I recently received word of a takedown over at Pacificorp, Portland, Oregon, U.S. It seems that subsidiary Pacificorp Power Marketing ran up a US$151 million third quarter loss. This loss occurred primarily due to price spikes (up to US$7000/MW) that occurred this summer. Market prices for electricity escalated due to an unusual combination of events. A heat wave in the Midwest drove energy usage higher at the same time power lines and power stations were out of service due to recent summer storms. Add in the effects of lost generation from off-line nuclear plants and the end result was the meltdown of an otherwise profitable marketing and trading enterprise.
But that isn't the end of the bad news for Pacificorp.
It seems the company also ran into trouble with international diversification efforts. This August, CEO Fred Buckman resigned in the face of poor financial performance. Buckman's diversification strategy is being dismantled by present CEO Keith McKennon, who stated that the company had spent a lot of time and money trying to transform into a global energy company without success. McKennon is reversing the initiatives of his predecessor, selling off power stations and distribution companies purchased in the United States, Turkey, the Philippines and Australia.

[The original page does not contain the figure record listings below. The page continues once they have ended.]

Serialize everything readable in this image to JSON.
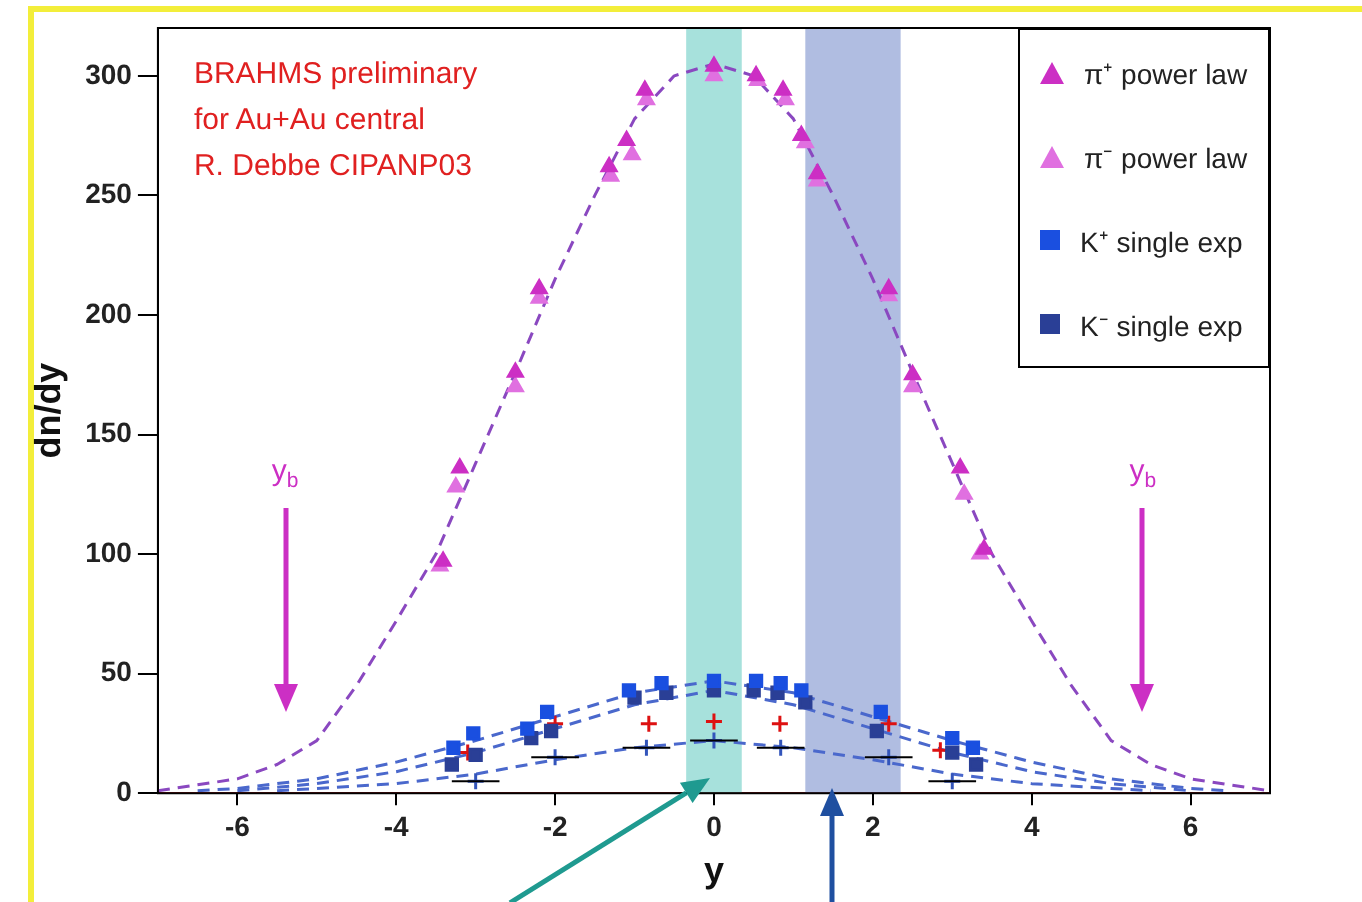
{
  "chart_data": {
    "type": "scatter",
    "xlabel": "y",
    "ylabel": "dn/dy",
    "xlim": [
      -7,
      7
    ],
    "xticks": [
      -6,
      -4,
      -2,
      0,
      2,
      4,
      6
    ],
    "ylim": [
      0,
      320
    ],
    "yticks": [
      0,
      50,
      100,
      150,
      200,
      250,
      300
    ],
    "grid": false,
    "legend": "top right",
    "series": [
      {
        "name": "π⁺ power law",
        "marker": "triangle",
        "color": "#cc2fc4",
        "x": [
          -3.41,
          -3.2,
          -2.5,
          -2.2,
          -1.32,
          -1.1,
          -0.87,
          0,
          0.53,
          0.87,
          1.1,
          1.3,
          2.2,
          2.5,
          3.1,
          3.4
        ],
        "values": [
          97,
          136,
          176,
          211,
          262,
          273,
          294,
          304,
          300,
          294,
          275,
          259,
          211,
          175,
          136,
          102
        ]
      },
      {
        "name": "π⁻ power law",
        "marker": "triangle",
        "color": "#e070e0",
        "x": [
          -3.45,
          -3.25,
          -2.5,
          -2.2,
          -1.3,
          -1.03,
          -0.85,
          0,
          0.55,
          0.9,
          1.15,
          1.3,
          2.2,
          2.5,
          3.15,
          3.35
        ],
        "values": [
          95,
          128,
          170,
          207,
          258,
          267,
          290,
          300,
          298,
          290,
          272,
          256,
          208,
          170,
          125,
          100
        ]
      },
      {
        "name": "K⁺ single exp",
        "marker": "square",
        "color": "#1a4fe0",
        "x": [
          -3.28,
          -3.03,
          -2.35,
          -2.1,
          -1.07,
          -0.66,
          0,
          0.53,
          0.84,
          1.1,
          2.1,
          3.0,
          3.26
        ],
        "values": [
          19,
          25,
          27,
          34,
          43,
          46,
          47,
          47,
          46,
          43,
          34,
          23,
          19
        ]
      },
      {
        "name": "K⁻ single exp",
        "marker": "square",
        "color": "#2a3f96",
        "x": [
          -3.3,
          -3.0,
          -2.3,
          -2.05,
          -1.0,
          -0.6,
          0,
          0.5,
          0.8,
          1.15,
          2.05,
          3.0,
          3.3
        ],
        "values": [
          12,
          16,
          23,
          26,
          40,
          42,
          43,
          43,
          42,
          38,
          26,
          17,
          12
        ]
      },
      {
        "marker": "cross",
        "color": "#dd1111",
        "x": [
          -3.1,
          -2.0,
          -0.82,
          0,
          0.83,
          2.2,
          2.85
        ],
        "values": [
          17,
          29,
          29,
          30,
          29,
          29,
          18
        ]
      },
      {
        "marker": "cross",
        "color": "#3355bb",
        "x": [
          -3.0,
          -2.0,
          -0.85,
          0,
          0.84,
          2.2,
          3.0
        ],
        "values": [
          5,
          15,
          19,
          22,
          19,
          15,
          5
        ],
        "xerrors": [
          0.3,
          0.3,
          0.3,
          0.3,
          0.3,
          0.3,
          0.3
        ]
      },
      {
        "type": "line",
        "marker": "none",
        "line_style": "dashed",
        "color": "#8a48c0",
        "x": [
          -7,
          -6,
          -5.5,
          -5,
          -4.5,
          -4,
          -3.5,
          -3,
          -2.5,
          -2,
          -1.5,
          -1,
          -0.5,
          0,
          0.5,
          1,
          1.5,
          2,
          2.5,
          3,
          3.5,
          4,
          4.5,
          5,
          5.5,
          6,
          7
        ],
        "values": [
          1,
          6,
          12,
          22,
          45,
          72,
          100,
          138,
          176,
          215,
          250,
          282,
          300,
          305,
          300,
          282,
          250,
          215,
          176,
          138,
          100,
          72,
          45,
          22,
          12,
          6,
          1
        ]
      },
      {
        "type": "line",
        "marker": "none",
        "line_style": "dashed",
        "color": "#4a68cc",
        "x": [
          -6.5,
          -6,
          -5,
          -4,
          -3,
          -2,
          -1,
          0,
          1,
          2,
          3,
          4,
          5,
          6,
          6.5
        ],
        "values": [
          1,
          2,
          6,
          13,
          22,
          32,
          42,
          47,
          42,
          32,
          22,
          13,
          6,
          2,
          1
        ]
      },
      {
        "type": "line",
        "marker": "none",
        "line_style": "dashed",
        "color": "#4a68cc",
        "x": [
          -6,
          -5,
          -4,
          -3,
          -2,
          -1,
          0,
          1,
          2,
          3,
          4,
          5,
          6
        ],
        "values": [
          1,
          4,
          9,
          17,
          27,
          37,
          43,
          37,
          27,
          17,
          9,
          4,
          1
        ]
      },
      {
        "type": "line",
        "marker": "none",
        "line_style": "dashed",
        "color": "#4a68cc",
        "x": [
          -5.5,
          -5,
          -4,
          -3,
          -2,
          -1,
          0,
          1,
          2,
          3,
          4,
          5,
          5.5
        ],
        "values": [
          1,
          2,
          4,
          8,
          14,
          19,
          22,
          19,
          14,
          8,
          4,
          2,
          1
        ]
      }
    ],
    "bands": [
      {
        "axis": "x",
        "from": -0.35,
        "to": 0.35,
        "color": "#5fc8c0"
      },
      {
        "axis": "x",
        "from": 1.15,
        "to": 2.35,
        "color": "#6f86c8"
      }
    ],
    "ref_lines": [
      {
        "axis": "x",
        "value": -5.4,
        "label": "y$_{b}$",
        "color": "#cc2fc4"
      },
      {
        "axis": "x",
        "value": 5.4,
        "label": "y$_{b}$",
        "color": "#cc2fc4"
      }
    ],
    "annotations": [
      "BRAHMS preliminary",
      "for Au+Au central",
      "R. Debbe CIPANP03"
    ]
  }
}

Other unregulated utility businesses are facing similar risks out on the open market. Consider Entergy, New Orleans, Louisiana, U.S. This utility was pursuing a broad diversification and expansion effort to enhance revenue growth. Not all went as planned, and Entergy faced shareholders upset with disappointing earnings and lagging stock performance. CEO Ed Lupberger was encouraged to take early retirement earlier this year. Wayne Leonard, recently named to the top spot at Entergy, is reversing direction by selling off assets including an energy services company in the United States and a power distribution company in Australia. Last month, Entergy announced the sale of recently purchased distribution company, London Electricity, to global powerhouse Electricit de France. Proceeds of the sale will be used to repay debt incurred in the purchase of London electricity.
Moody's Investment Service confirmed the existing ratings of Entergy at Baa3 but acknowledged that ratings will stay negative until management clarifies its strategy to improve the credit profiles of each individual subsidiary.
Entergy's Leonard has also decided to refocus management's attention on the core business of providing electricity to customers. Leonard acknowledges that customer service had slipped to unacceptable levels in some of Entergy's service areas. He is committed to refocusing the company to assure the delivery of reliable electric power, believing there is no more important issue than keeping the 2.5 million customers Entergy serves today.
One utility that decided not to travel the diversification route is Sierra Pacific, Reno, Nevada, U.S. While other utilities announce joint ventures, tout trading companies and attempt to sell high-dollar services to big businesses, Sierra Pacific decided to stick with the power-delivery business. In a recent interview with Reuters News Service, CEO Malyn Malquist stated, "It might be boring to some people, but we see ourselves as a middleman for meeting customers' energy needs." Sierra Pacific is committed to growing its delivery business in an effort to generate the returns its investors expect. The company is bidding to purchase distribution territory in northern California that Pacificorp recently put up for sale.
The company is also in the process of merging with neighboring Nevada Power to create Sierra Pacific Resources. The combined company will serve 800,000 electric and 100,000 gas customers in Nevada and portions of California. This service territory will serve an area that is experiencing load growth of 6%, the highest rate in the country. If the merger goes through, expect the combined company to sell generation assets. CEO Malquist believes that selling off generation is inevitable as regulators continue to discourage wires companies from owning generation assets.
We are now seeing the financial consequences of earlier decisions to diversify. Some utility subsidiaries are reaping the rewards of diversification efforts, but many more are feeling the sting of financial reversals. We'll have to wait and see if Sierra Pacific's strategy to stick to the basics will reward investors with better financial results. The electric utility industry promises to deliver more bumps and bruises, and we'll see other utility executives go down for the count. But one thing is sure: all utilities must strap on their boxing gloves and get in the ring. A competitive world demands no less.